As we continued to wander around Las Dalias hippy market, I cast my eye on a set of wooden-like headbands sold by Kumbia Ibiza. All items sold at Kumbia Ibiza are handmade by artisans in the Colombian Atlantic, specifically mothers who receive a fair and decent wage, using traditional indigenous techniques. The color is given by flower pigments. Purchased the yellow one right on the spot and still wear it often today!

We were hungry so decided to stop for some seafood paella. It’s served out of a huge communal pot and cost a very modest 10 euro. You grab a table and a drink and enjoy your food surrounded by the beating heart of Ibiza. As people zoom around you shopping, singing, laughing, drinking, you almost feel like you’re in Times Square from how tightly packed everyone is around you.

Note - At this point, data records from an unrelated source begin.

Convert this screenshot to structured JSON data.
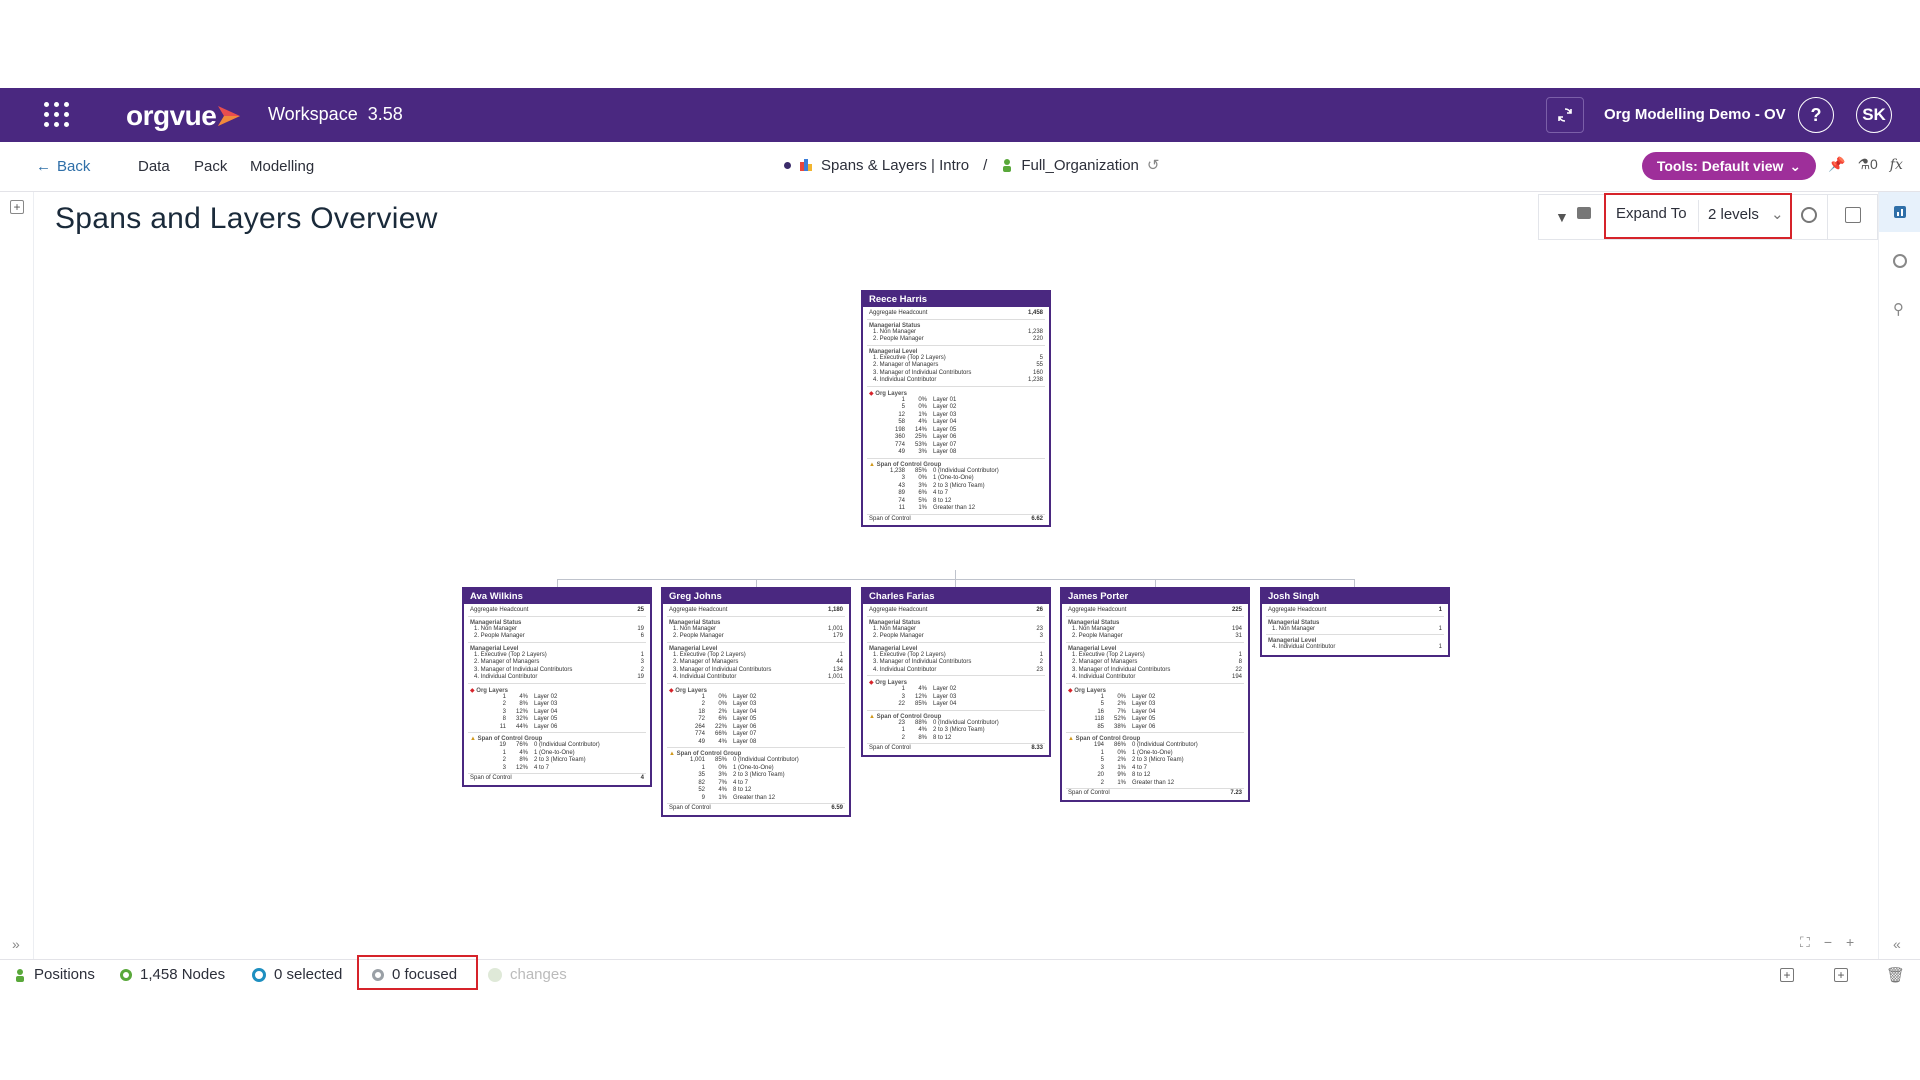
{
  "header": {
    "logo_text": "orgvue",
    "workspace_label": "Workspace",
    "version": "3.58",
    "org_name": "Org Modelling Demo - OV",
    "help_label": "?",
    "avatar_initials": "SK",
    "accent_color": "#4a2880"
  },
  "nav": {
    "back_label": "Back",
    "items": [
      "Data",
      "Pack",
      "Modelling"
    ],
    "breadcrumb_pack": "Spans & Layers | Intro",
    "breadcrumb_sep": "/",
    "breadcrumb_dataset": "Full_Organization",
    "tools_label": "Tools: Default view",
    "flag_count": "0",
    "fx_label": "fx"
  },
  "page": {
    "title": "Spans and Layers Overview"
  },
  "toolbar": {
    "expand_label": "Expand To",
    "expand_value": "2 levels"
  },
  "cards": {
    "root": {
      "name": "Reece Harris",
      "headcount_label": "Aggregate Headcount",
      "headcount": "1,458",
      "status_label": "Managerial Status",
      "status": [
        [
          "1. Non Manager",
          "1,238"
        ],
        [
          "2. People Manager",
          "220"
        ]
      ],
      "level_label": "Managerial Level",
      "levels": [
        [
          "1. Executive (Top 2 Layers)",
          "5"
        ],
        [
          "2. Manager of Managers",
          "55"
        ],
        [
          "3. Manager of Individual Contributors",
          "160"
        ],
        [
          "4. Individual Contributor",
          "1,238"
        ]
      ],
      "layers_label": "Org Layers",
      "layers": [
        [
          "1",
          "0%",
          "Layer 01"
        ],
        [
          "5",
          "0%",
          "Layer 02"
        ],
        [
          "12",
          "1%",
          "Layer 03"
        ],
        [
          "58",
          "4%",
          "Layer 04"
        ],
        [
          "198",
          "14%",
          "Layer 05"
        ],
        [
          "360",
          "25%",
          "Layer 06"
        ],
        [
          "774",
          "53%",
          "Layer 07"
        ],
        [
          "49",
          "3%",
          "Layer 08"
        ]
      ],
      "span_label": "Span of Control Group",
      "spans": [
        [
          "1,238",
          "85%",
          "0 (Individual Contributor)"
        ],
        [
          "3",
          "0%",
          "1 (One-to-One)"
        ],
        [
          "43",
          "3%",
          "2 to 3 (Micro Team)"
        ],
        [
          "89",
          "6%",
          "4 to 7"
        ],
        [
          "74",
          "5%",
          "8 to 12"
        ],
        [
          "11",
          "1%",
          "Greater than 12"
        ]
      ],
      "soc_label": "Span of Control",
      "soc": "6.62"
    },
    "ava": {
      "name": "Ava Wilkins",
      "headcount": "25",
      "status": [
        [
          "1. Non Manager",
          "19"
        ],
        [
          "2. People Manager",
          "6"
        ]
      ],
      "levels": [
        [
          "1. Executive (Top 2 Layers)",
          "1"
        ],
        [
          "2. Manager of Managers",
          "3"
        ],
        [
          "3. Manager of Individual Contributors",
          "2"
        ],
        [
          "4. Individual Contributor",
          "19"
        ]
      ],
      "layers": [
        [
          "1",
          "4%",
          "Layer 02"
        ],
        [
          "2",
          "8%",
          "Layer 03"
        ],
        [
          "3",
          "12%",
          "Layer 04"
        ],
        [
          "8",
          "32%",
          "Layer 05"
        ],
        [
          "11",
          "44%",
          "Layer 06"
        ]
      ],
      "spans": [
        [
          "19",
          "76%",
          "0 (Individual Contributor)"
        ],
        [
          "1",
          "4%",
          "1 (One-to-One)"
        ],
        [
          "2",
          "8%",
          "2 to 3 (Micro Team)"
        ],
        [
          "3",
          "12%",
          "4 to 7"
        ]
      ],
      "soc": "4"
    },
    "greg": {
      "name": "Greg Johns",
      "headcount": "1,180",
      "status": [
        [
          "1. Non Manager",
          "1,001"
        ],
        [
          "2. People Manager",
          "179"
        ]
      ],
      "levels": [
        [
          "1. Executive (Top 2 Layers)",
          "1"
        ],
        [
          "2. Manager of Managers",
          "44"
        ],
        [
          "3. Manager of Individual Contributors",
          "134"
        ],
        [
          "4. Individual Contributor",
          "1,001"
        ]
      ],
      "layers": [
        [
          "1",
          "0%",
          "Layer 02"
        ],
        [
          "2",
          "0%",
          "Layer 03"
        ],
        [
          "18",
          "2%",
          "Layer 04"
        ],
        [
          "72",
          "6%",
          "Layer 05"
        ],
        [
          "264",
          "22%",
          "Layer 06"
        ],
        [
          "774",
          "66%",
          "Layer 07"
        ],
        [
          "49",
          "4%",
          "Layer 08"
        ]
      ],
      "spans": [
        [
          "1,001",
          "85%",
          "0 (Individual Contributor)"
        ],
        [
          "1",
          "0%",
          "1 (One-to-One)"
        ],
        [
          "35",
          "3%",
          "2 to 3 (Micro Team)"
        ],
        [
          "82",
          "7%",
          "4 to 7"
        ],
        [
          "52",
          "4%",
          "8 to 12"
        ],
        [
          "9",
          "1%",
          "Greater than 12"
        ]
      ],
      "soc": "6.59"
    },
    "charles": {
      "name": "Charles Farias",
      "headcount": "26",
      "status": [
        [
          "1. Non Manager",
          "23"
        ],
        [
          "2. People Manager",
          "3"
        ]
      ],
      "levels": [
        [
          "1. Executive (Top 2 Layers)",
          "1"
        ],
        [
          "3. Manager of Individual Contributors",
          "2"
        ],
        [
          "4. Individual Contributor",
          "23"
        ]
      ],
      "layers": [
        [
          "1",
          "4%",
          "Layer 02"
        ],
        [
          "3",
          "12%",
          "Layer 03"
        ],
        [
          "22",
          "85%",
          "Layer 04"
        ]
      ],
      "spans": [
        [
          "23",
          "88%",
          "0 (Individual Contributor)"
        ],
        [
          "1",
          "4%",
          "2 to 3 (Micro Team)"
        ],
        [
          "2",
          "8%",
          "8 to 12"
        ]
      ],
      "soc": "8.33"
    },
    "james": {
      "name": "James Porter",
      "headcount": "225",
      "status": [
        [
          "1. Non Manager",
          "194"
        ],
        [
          "2. People Manager",
          "31"
        ]
      ],
      "levels": [
        [
          "1. Executive (Top 2 Layers)",
          "1"
        ],
        [
          "2. Manager of Managers",
          "8"
        ],
        [
          "3. Manager of Individual Contributors",
          "22"
        ],
        [
          "4. Individual Contributor",
          "194"
        ]
      ],
      "layers": [
        [
          "1",
          "0%",
          "Layer 02"
        ],
        [
          "5",
          "2%",
          "Layer 03"
        ],
        [
          "16",
          "7%",
          "Layer 04"
        ],
        [
          "118",
          "52%",
          "Layer 05"
        ],
        [
          "85",
          "38%",
          "Layer 06"
        ]
      ],
      "spans": [
        [
          "194",
          "86%",
          "0 (Individual Contributor)"
        ],
        [
          "1",
          "0%",
          "1 (One-to-One)"
        ],
        [
          "5",
          "2%",
          "2 to 3 (Micro Team)"
        ],
        [
          "3",
          "1%",
          "4 to 7"
        ],
        [
          "20",
          "9%",
          "8 to 12"
        ],
        [
          "2",
          "1%",
          "Greater than 12"
        ]
      ],
      "soc": "7.23"
    },
    "josh": {
      "name": "Josh Singh",
      "headcount": "1",
      "status": [
        [
          "1. Non Manager",
          "1"
        ]
      ],
      "levels": [
        [
          "4. Individual Contributor",
          "1"
        ]
      ]
    }
  },
  "status": {
    "positions_label": "Positions",
    "nodes": "1,458 Nodes",
    "selected": "0 selected",
    "focused": "0 focused",
    "changes": "changes"
  }
}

I couldn’t find any local desserts in Las Dalias hippy market, so I went to Las Dalias cafe right next to it to get some. It’s open everyday from 9AM – 12AM and has a more urban cool bar vibe to it. It was my last night in Ibiza, so I had to have another local delicacy. We ended up getting greixonera, a traditional Balearic dessert made with leftover ensaimada, a sweet-spiral shaped pastry. Honestly, it tasted like bread pudding and was not my favorite local Ibizan food, but at least I tried it. My favorite still had to be either the bocadillo or the flaó or cafe caleta.

While we were eating our 11:30PM dessert and drinking a digestivo – some hierbas and a whiskey – a guy walked up to us and gave us 2 free tickets to what they said was the club hidden inside Las Dalias. We were so confused. Giving out free tickets? It must not be that popular then. What we didn’t realize is that actually, if you dine at Las Dalias cafe on Saturday and Sunday and spend over 30 euro per person, you get free entry to Akasha. We didn’t spend 30 euro per person, but they still gave us 2 free tickets. While we were tired and we were leaving for Italy the next morning…we were so close to midnight, so figured we would wait and go check it out.

The place was super cool. It was small and intimate and the vibes were actually much more up my alley than any other big super club in Ibiza. My only one problem was that the strobe lights were way too much. Pat and I actually had to close our eyes because we felt like we were going to have a stroke from how much they were changing and spasming. But if it hadn’t been 1AM and we didn’t have to catch a 7AM flight the next morning to Milan, and if the strobe lights hadn’t been that jarring, we likely would’ve stayed at this club and made this one our “Ibizan clubbing experience.” I’m not big into electronic super club music with hoards of people, so this more mellow, vibey and hippy like club was perfect for us.